À les entendre, ils ont tous vécu une année parlementaire parfaite. Ces deux dernières semaines, six des sept partis représentés à la Chambre se sont, à tour de rôle, autocongratulés pour le travail accompli depuis la rentrée parlementaire d’octobre dernier. La majorité CSV-DP a largement vanté le bilan de la coalition. Dans l’opposition, le LSAP, l’ADR, déi gréng et déi Lénk n’ont pas ménagé leurs critiques à l’égard du gouvernement conservateur-libéral. Seul le Parti pirate ne s’est pas prêté à cet exercice estival. Que faut-il finalement retenir de ces rendez-vous?
Force est de constater que l’opposition a réussi à faire bouger les lignes. Leur plus grand acquis est l’inscription de la liberté d’avorter dans la Constitution, portée par déi Lénk et son député Marc Baum. Il s’agit d’un succès sociétal et politique de taille, la majorité ayant accepté de s’écarter de la stricte feuille de route fixée par l’accord de coalition.
Le même esprit d’ouverture serait souhaitable pour mettre en œuvre d’autres propositions constructives, trop souvent bloquées par réflexe par le CSV et le DP. La pression exercée par l’opposition de gauche a également contribué à forcer la convocation d’une tripartite, avec à la clé un paquet de mesures qui a permis de relancer durablement le dialogue social. Crise oblige, le gouvernement s’est montré prêt à sortir encore du cadre qu’il s’était lui-même fixé à l’automne 2023.
Plus globalement, le CSV loue ses efforts pour renforcer le pouvoir d’achat et la sécurité. Le DP a, lui, étonnamment insisté sur la transition écologique. Les canicules permettent justement à déi gréng de replacer la lutte contre le changement climatique au cœur du débat. Le LSAP estime que l’exécutif emmené par Luc Frieden a échoué sur tous les fronts, déi Lénk dénonce toujours une politique «néolibérale». Quant à l’ADR, il assume pleinement son positionnement identitaire et ultraconservateur.
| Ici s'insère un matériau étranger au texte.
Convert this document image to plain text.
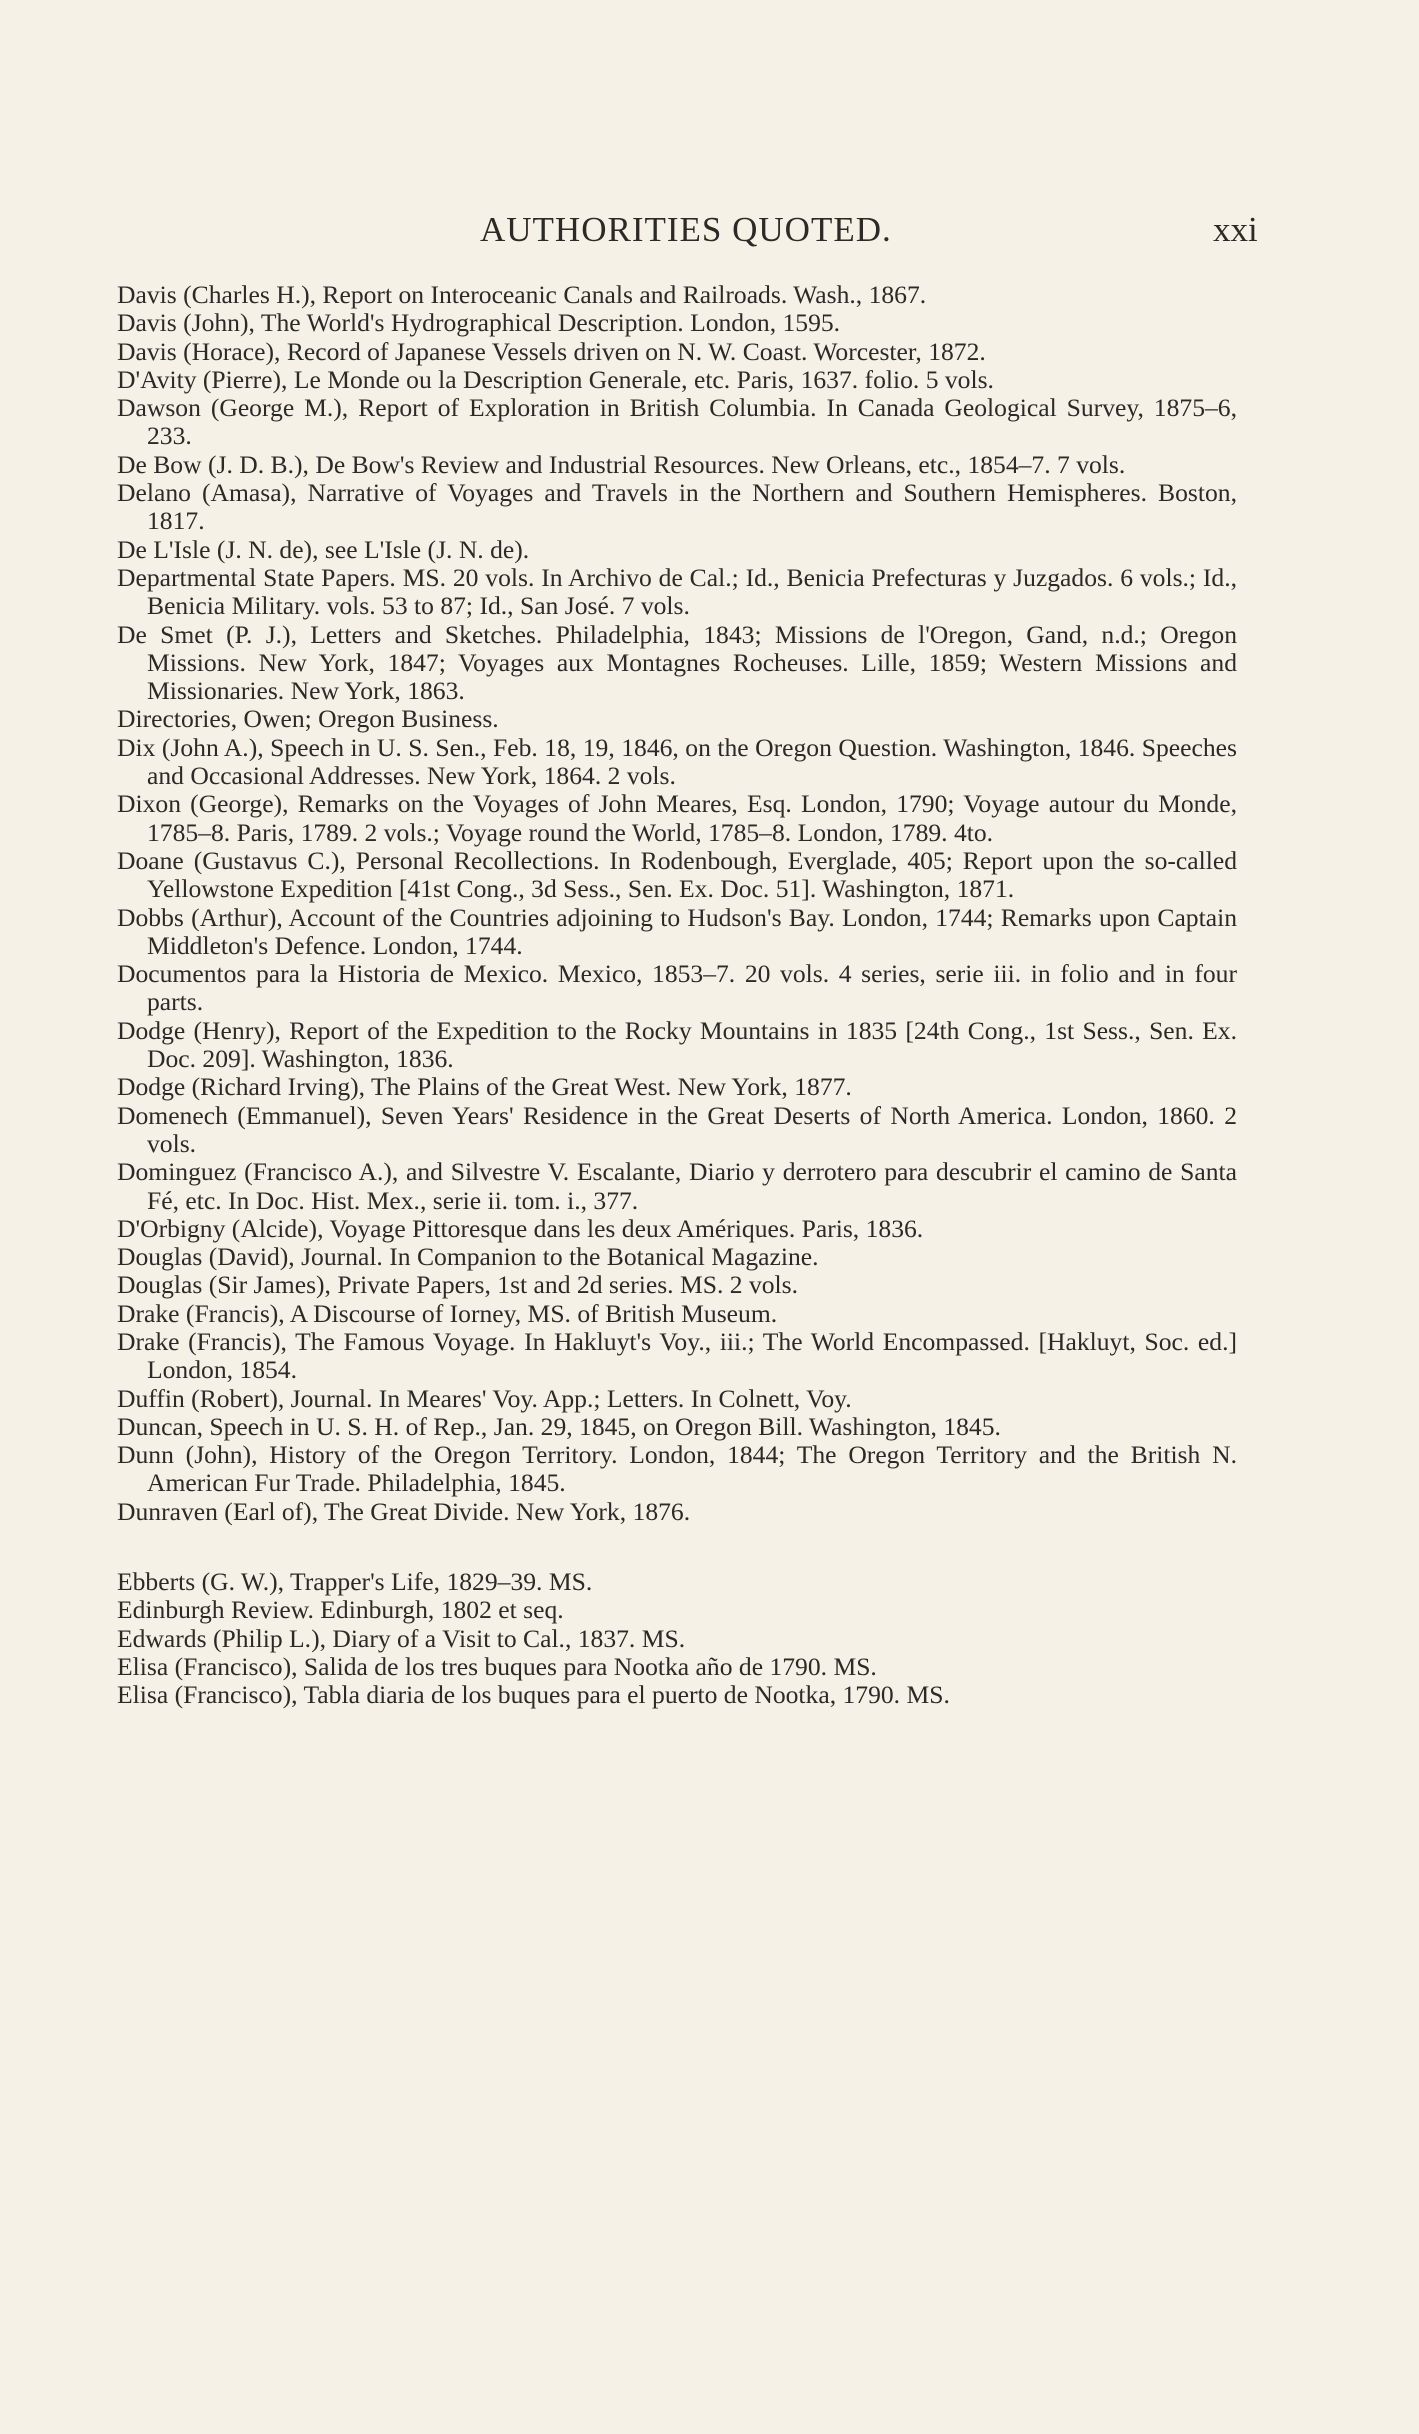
AUTHORITIES QUOTED.	xxi
Davis (Charles H.), Report on Interoceanic Canals and Railroads. Wash., 1867.
Davis (John), The World's Hydrographical Description. London, 1595.
Davis (Horace), Record of Japanese Vessels driven on N. W. Coast. Worcester, 1872.
D'Avity (Pierre), Le Monde ou la Description Generale, etc. Paris, 1637. folio. 5 vols.
Dawson (George M.), Report of Exploration in British Columbia. In Canada Geological Survey, 1875–6, 233.
De Bow (J. D. B.), De Bow's Review and Industrial Resources. New Orleans, etc., 1854–7. 7 vols.
Delano (Amasa), Narrative of Voyages and Travels in the Northern and Southern Hemispheres. Boston, 1817.
De L'Isle (J. N. de), see L'Isle (J. N. de).
Departmental State Papers. MS. 20 vols. In Archivo de Cal.; Id., Benicia Prefecturas y Juzgados. 6 vols.; Id., Benicia Military. vols. 53 to 87; Id., San José. 7 vols.
De Smet (P. J.), Letters and Sketches. Philadelphia, 1843; Missions de l'Oregon, Gand, n.d.; Oregon Missions. New York, 1847; Voyages aux Montagnes Rocheuses. Lille, 1859; Western Missions and Missionaries. New York, 1863.
Directories, Owen; Oregon Business.
Dix (John A.), Speech in U. S. Sen., Feb. 18, 19, 1846, on the Oregon Question. Washington, 1846. Speeches and Occasional Addresses. New York, 1864. 2 vols.
Dixon (George), Remarks on the Voyages of John Meares, Esq. London, 1790; Voyage autour du Monde, 1785–8. Paris, 1789. 2 vols.; Voyage round the World, 1785–8. London, 1789. 4to.
Doane (Gustavus C.), Personal Recollections. In Rodenbough, Everglade, 405; Report upon the so-called Yellowstone Expedition [41st Cong., 3d Sess., Sen. Ex. Doc. 51]. Washington, 1871.
Dobbs (Arthur), Account of the Countries adjoining to Hudson's Bay. London, 1744; Remarks upon Captain Middleton's Defence. London, 1744.
Documentos para la Historia de Mexico. Mexico, 1853–7. 20 vols. 4 series, serie iii. in folio and in four parts.
Dodge (Henry), Report of the Expedition to the Rocky Mountains in 1835 [24th Cong., 1st Sess., Sen. Ex. Doc. 209]. Washington, 1836.
Dodge (Richard Irving), The Plains of the Great West. New York, 1877.
Domenech (Emmanuel), Seven Years' Residence in the Great Deserts of North America. London, 1860. 2 vols.
Dominguez (Francisco A.), and Silvestre V. Escalante, Diario y derrotero para descubrir el camino de Santa Fé, etc. In Doc. Hist. Mex., serie ii. tom. i., 377.
D'Orbigny (Alcide), Voyage Pittoresque dans les deux Amériques. Paris, 1836.
Douglas (David), Journal. In Companion to the Botanical Magazine.
Douglas (Sir James), Private Papers, 1st and 2d series. MS. 2 vols.
Drake (Francis), A Discourse of Iorney, MS. of British Museum.
Drake (Francis), The Famous Voyage. In Hakluyt's Voy., iii.; The World Encompassed. [Hakluyt, Soc. ed.] London, 1854.
Duffin (Robert), Journal. In Meares' Voy. App.; Letters. In Colnett, Voy.
Duncan, Speech in U. S. H. of Rep., Jan. 29, 1845, on Oregon Bill. Washington, 1845.
Dunn (John), History of the Oregon Territory. London, 1844; The Oregon Territory and the British N. American Fur Trade. Philadelphia, 1845.
Dunraven (Earl of), The Great Divide. New York, 1876.
Ebberts (G. W.), Trapper's Life, 1829–39. MS.
Edinburgh Review. Edinburgh, 1802 et seq.
Edwards (Philip L.), Diary of a Visit to Cal., 1837. MS.
Elisa (Francisco), Salida de los tres buques para Nootka año de 1790. MS.
Elisa (Francisco), Tabla diaria de los buques para el puerto de Nootka, 1790. MS.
Les finances publiques demeurent un autre thème majeur. Le ministre Gilles Roth sera attendu au tournant début octobre pour le dépôt du projet de budget pour 2027. Les chiffres présentés vont définir en grande partie les débats de l’automne à venir, avec notamment le vote de la réforme fiscale, censée entrer en vigueur en 2028.